Desafios para a prática da leitura no Brasil

Enviada em 13/10/2020

Aristóteles, grande pensador da Antiguidade, defendia a importância do conhecimento para a obtenção da plenitude humana. Para o filósofo, sem a sabedoria desenvolvida através da leitura, nada separa a espécie humana do restante dos animais. Nesse sentido, é notório a necessidade do ato de ler para a construção de uma sociedade mais culta. No entanto, devido a falta de incentivo por parte dos setores responsáveis, bem como de um mercado capitalista, permite que os desafios para a prática da leitura no Brasil se intensifique.

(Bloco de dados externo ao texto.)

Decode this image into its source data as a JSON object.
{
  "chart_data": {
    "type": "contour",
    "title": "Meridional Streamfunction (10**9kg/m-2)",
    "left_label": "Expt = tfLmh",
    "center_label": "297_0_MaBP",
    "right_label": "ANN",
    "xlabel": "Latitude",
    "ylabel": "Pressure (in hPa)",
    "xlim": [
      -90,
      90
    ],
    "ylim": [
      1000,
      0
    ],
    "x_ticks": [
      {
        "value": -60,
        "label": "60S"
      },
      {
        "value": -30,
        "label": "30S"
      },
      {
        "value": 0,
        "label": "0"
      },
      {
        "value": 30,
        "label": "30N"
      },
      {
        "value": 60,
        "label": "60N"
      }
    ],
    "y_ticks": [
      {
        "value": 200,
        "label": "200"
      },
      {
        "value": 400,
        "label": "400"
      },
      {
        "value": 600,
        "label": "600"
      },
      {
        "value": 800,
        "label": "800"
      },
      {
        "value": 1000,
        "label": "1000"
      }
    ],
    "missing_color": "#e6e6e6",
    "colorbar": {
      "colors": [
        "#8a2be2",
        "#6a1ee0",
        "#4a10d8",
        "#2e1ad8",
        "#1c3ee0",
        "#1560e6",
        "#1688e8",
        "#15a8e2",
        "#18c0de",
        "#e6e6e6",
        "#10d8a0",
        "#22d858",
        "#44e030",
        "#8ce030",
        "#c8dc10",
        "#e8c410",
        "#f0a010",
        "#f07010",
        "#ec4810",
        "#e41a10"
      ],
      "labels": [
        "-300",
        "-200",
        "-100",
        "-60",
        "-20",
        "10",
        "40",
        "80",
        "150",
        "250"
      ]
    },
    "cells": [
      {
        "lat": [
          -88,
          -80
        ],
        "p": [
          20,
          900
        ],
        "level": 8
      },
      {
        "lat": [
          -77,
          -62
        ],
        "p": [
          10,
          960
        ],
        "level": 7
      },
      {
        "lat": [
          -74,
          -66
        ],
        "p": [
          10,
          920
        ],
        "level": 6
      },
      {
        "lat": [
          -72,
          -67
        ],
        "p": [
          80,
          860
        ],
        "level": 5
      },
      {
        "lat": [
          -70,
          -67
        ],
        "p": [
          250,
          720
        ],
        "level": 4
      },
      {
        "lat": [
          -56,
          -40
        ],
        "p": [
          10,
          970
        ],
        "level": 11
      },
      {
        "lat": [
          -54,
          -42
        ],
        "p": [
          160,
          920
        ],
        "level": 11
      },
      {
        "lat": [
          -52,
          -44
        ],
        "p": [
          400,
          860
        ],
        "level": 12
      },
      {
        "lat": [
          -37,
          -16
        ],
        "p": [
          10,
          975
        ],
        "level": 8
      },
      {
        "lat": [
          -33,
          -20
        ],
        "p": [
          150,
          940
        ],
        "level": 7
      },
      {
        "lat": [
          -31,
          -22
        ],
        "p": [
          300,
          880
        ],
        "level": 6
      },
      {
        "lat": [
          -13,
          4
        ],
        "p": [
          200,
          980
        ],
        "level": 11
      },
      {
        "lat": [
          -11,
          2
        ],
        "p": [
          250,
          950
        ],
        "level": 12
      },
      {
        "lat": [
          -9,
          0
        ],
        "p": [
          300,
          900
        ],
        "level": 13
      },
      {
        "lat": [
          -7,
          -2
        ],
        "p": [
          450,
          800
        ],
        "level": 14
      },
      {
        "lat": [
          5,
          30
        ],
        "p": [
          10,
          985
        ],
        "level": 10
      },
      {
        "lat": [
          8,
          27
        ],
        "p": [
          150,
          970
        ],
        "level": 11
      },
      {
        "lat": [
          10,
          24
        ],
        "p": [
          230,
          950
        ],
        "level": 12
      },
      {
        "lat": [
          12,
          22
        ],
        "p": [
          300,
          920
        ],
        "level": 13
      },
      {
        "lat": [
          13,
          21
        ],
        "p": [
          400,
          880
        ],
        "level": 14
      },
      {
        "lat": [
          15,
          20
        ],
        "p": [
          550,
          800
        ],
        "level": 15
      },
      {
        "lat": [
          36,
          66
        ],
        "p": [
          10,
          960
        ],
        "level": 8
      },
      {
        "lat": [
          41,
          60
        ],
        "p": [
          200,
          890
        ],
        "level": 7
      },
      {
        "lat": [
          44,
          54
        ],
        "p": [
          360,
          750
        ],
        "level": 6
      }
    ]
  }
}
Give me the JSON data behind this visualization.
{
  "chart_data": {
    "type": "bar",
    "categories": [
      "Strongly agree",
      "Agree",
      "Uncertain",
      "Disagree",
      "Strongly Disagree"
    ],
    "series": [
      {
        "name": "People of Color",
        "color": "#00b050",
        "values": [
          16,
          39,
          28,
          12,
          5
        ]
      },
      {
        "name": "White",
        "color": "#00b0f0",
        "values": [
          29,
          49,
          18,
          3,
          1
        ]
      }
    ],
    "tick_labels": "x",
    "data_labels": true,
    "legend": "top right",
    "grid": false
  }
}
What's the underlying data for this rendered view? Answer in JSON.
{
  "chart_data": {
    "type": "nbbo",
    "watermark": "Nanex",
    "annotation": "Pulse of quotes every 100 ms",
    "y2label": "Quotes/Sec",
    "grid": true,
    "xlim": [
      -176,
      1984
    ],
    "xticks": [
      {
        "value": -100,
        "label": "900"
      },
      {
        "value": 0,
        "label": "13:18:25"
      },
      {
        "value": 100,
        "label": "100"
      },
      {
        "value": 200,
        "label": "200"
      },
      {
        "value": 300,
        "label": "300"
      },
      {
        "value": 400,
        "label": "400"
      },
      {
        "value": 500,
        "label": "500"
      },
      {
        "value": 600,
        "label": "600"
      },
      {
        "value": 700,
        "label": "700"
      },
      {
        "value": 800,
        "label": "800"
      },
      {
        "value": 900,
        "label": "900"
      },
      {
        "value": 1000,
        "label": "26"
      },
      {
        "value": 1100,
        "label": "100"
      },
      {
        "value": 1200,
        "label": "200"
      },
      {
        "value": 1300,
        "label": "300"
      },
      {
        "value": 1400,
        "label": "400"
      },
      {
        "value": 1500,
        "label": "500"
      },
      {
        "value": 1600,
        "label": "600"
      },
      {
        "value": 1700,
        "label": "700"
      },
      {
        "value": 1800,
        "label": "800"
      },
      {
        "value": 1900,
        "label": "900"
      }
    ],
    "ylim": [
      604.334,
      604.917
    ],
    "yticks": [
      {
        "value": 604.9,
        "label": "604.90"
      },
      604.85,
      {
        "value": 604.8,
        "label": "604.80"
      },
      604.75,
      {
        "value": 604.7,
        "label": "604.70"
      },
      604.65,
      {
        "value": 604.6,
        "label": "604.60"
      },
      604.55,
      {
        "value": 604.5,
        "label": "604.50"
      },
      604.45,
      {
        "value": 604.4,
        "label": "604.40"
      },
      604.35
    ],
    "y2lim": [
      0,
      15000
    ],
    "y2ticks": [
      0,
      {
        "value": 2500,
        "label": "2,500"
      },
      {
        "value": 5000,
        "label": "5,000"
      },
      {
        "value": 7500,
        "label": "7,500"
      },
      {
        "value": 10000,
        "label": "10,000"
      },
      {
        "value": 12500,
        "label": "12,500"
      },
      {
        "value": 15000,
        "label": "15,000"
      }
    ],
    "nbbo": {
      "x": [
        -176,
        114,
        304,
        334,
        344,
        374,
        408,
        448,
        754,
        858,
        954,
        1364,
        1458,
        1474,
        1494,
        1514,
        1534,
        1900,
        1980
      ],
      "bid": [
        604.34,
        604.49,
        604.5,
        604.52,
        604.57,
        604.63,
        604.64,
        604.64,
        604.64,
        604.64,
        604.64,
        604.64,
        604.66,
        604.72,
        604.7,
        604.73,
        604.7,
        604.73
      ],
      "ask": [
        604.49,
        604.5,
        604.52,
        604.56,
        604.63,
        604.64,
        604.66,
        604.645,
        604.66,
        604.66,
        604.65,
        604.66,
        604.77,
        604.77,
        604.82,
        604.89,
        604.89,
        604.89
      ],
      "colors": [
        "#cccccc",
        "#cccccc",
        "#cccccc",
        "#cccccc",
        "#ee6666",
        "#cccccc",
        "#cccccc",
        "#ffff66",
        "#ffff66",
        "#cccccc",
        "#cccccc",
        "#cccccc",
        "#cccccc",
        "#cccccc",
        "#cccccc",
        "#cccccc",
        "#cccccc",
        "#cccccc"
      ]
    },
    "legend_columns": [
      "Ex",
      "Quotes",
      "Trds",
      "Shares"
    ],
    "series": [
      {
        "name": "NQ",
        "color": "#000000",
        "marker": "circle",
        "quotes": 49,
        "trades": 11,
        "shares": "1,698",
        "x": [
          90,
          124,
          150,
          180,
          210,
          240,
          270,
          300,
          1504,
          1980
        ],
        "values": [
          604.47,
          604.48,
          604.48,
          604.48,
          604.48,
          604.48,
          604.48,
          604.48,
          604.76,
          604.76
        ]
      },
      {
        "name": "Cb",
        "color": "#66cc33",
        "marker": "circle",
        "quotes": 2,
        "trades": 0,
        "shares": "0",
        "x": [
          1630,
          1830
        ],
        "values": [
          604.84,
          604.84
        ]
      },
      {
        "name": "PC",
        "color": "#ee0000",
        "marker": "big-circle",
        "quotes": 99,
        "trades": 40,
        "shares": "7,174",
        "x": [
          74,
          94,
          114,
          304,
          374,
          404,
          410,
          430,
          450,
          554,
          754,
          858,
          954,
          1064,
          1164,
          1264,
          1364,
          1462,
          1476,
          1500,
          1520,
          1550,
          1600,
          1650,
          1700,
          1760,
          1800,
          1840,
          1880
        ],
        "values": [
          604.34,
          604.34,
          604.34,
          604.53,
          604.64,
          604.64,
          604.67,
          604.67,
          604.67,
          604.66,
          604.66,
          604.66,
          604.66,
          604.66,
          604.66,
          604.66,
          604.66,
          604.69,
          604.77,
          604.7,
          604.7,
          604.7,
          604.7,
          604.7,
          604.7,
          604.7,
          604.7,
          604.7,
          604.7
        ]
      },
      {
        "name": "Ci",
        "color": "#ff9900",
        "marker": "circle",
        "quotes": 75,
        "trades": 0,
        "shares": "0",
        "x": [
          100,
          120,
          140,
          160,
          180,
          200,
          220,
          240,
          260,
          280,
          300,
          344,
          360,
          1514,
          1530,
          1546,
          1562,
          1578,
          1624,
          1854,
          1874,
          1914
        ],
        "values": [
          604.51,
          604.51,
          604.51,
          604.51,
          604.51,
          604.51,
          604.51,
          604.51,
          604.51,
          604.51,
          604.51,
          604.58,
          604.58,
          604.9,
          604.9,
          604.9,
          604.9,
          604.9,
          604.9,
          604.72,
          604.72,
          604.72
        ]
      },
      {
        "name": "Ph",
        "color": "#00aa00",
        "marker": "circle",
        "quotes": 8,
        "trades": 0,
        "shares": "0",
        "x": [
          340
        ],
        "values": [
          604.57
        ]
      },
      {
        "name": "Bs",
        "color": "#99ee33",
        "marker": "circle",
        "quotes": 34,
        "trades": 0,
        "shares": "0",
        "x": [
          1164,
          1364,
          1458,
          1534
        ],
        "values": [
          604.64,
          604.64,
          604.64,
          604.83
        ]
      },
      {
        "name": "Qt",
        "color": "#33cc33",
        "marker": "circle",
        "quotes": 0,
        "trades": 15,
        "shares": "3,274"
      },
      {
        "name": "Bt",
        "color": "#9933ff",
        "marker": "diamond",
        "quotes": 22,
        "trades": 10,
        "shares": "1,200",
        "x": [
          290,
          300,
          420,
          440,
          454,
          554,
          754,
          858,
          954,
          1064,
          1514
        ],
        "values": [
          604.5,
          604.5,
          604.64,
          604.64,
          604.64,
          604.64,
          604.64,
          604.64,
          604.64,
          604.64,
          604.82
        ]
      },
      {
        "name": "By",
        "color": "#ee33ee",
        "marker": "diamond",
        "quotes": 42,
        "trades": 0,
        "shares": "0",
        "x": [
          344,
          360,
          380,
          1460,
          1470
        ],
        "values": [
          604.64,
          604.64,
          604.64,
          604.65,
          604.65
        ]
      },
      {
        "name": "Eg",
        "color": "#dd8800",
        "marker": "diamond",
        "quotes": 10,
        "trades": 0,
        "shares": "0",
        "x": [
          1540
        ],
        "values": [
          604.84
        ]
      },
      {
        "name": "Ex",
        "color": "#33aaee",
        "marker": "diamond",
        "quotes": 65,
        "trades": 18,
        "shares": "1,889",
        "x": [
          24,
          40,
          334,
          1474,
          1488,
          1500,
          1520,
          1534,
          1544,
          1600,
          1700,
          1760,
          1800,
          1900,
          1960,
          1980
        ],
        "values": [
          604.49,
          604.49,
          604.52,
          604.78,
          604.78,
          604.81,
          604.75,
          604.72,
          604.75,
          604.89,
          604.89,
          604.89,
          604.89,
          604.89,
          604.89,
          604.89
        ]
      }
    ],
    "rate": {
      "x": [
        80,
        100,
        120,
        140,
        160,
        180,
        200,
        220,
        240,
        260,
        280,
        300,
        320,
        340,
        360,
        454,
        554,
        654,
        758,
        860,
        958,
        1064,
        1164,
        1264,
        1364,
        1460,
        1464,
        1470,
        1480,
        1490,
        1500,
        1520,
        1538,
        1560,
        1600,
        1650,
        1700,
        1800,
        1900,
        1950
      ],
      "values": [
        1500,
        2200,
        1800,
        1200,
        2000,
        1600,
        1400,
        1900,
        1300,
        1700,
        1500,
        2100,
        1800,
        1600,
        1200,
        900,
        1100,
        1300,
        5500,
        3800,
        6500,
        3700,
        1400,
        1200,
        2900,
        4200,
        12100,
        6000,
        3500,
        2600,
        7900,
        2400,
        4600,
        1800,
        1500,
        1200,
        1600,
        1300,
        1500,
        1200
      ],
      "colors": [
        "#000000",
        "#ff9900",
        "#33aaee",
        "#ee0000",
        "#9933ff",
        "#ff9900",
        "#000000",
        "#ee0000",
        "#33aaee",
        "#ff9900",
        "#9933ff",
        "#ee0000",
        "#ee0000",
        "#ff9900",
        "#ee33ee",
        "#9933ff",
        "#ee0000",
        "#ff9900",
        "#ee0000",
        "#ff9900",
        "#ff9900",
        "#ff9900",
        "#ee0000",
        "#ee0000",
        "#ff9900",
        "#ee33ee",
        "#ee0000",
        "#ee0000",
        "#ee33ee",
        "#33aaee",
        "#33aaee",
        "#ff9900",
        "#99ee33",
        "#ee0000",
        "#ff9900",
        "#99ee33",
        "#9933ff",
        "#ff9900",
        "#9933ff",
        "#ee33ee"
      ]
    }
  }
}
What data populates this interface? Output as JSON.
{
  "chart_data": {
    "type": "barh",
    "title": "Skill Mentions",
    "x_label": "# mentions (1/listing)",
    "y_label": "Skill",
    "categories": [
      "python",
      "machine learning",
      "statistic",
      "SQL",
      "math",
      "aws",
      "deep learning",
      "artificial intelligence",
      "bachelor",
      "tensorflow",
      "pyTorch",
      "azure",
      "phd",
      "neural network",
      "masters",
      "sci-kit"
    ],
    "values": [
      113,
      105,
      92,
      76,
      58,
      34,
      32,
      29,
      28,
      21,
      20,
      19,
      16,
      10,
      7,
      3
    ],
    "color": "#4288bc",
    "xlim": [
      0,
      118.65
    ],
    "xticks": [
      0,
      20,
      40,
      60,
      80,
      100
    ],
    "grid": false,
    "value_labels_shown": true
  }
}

Em primeiro plano, é possível analisar o problema pela sua raiz: a educação. Instituições de ensino, hoje, não incentivam mais a leitura diária. Nesse contexto, segundo Zygmunt Bauman, as escolas podem ser comparadas a asas ou a gaiolas, haja vista que podem propiciar voos ou com dições de desinteresse. Sob esse viés, é fato que ainda há escolas que adotam livros para o ano letivo e trabalham seu conteúdo em sala de aula, mas, em grande maioria, os principais agentes responsáveis pela criação do hábito em sociedade não se preocupam mais com a leitura. Contudo, a ausência de incentivos a respeito de tal avidez, contribui para o desinteresse do aluno acerca do ato de ler, um vez que abre portas para uma sociedade menos engajada intelectualmente.

De outra parte, é preciso pontuar o capitalismo no mercado de livros como impulsionador do impasse. Diante disso, o jornal Folha de São Paulo publicou um artigo que aponta o aumento diário nós preços dos livros. Apartir desse dado, é possível extrair que o número de consumidores diminuem devido aos altos valores dos livros, fazendo com que as pessoas optem por uma distração mais econômica, como os eletrônicos, CDs, DVDs e brinquedos, o que é compensado pelo prejuízo trazido pela escassez da venda de livros. Dessarte, essa é a intenção da Indústria Cultural, uma vez que é mais vantajoso o consumismo de objetos com baixo custo de produção, aumentando assim os lucros dos mercados. Desse modo, o incentivo, que já era pouco é posto em xeque pela própria precificação.

Portanto, é mister que o Estado tome providências que amenizem o quadro exposto. Acerca disso, o Ministério da Educação e Cultura (MEC) crie, por meio de verbas governamentais, palestras e simpósios nas escolas, as quais elucidem a importância da leitura para a obtenção do conhecimento histórico e contemporâneo da sociedade, objetivando a construção da criticidade no indivíduo a respeito da prática da leitura. Além disso, o Governo Federal, em parceria com as ONGs, pode desenvolver campanhas de doação de livros, a fim de incentivar a adoção das leituras habituais sem custos por parte dos cidadãos, garantindo assim o desenvolvimento de novos leitores no país. Assim será possível superar os desafios para a prática da leitura no Brasil.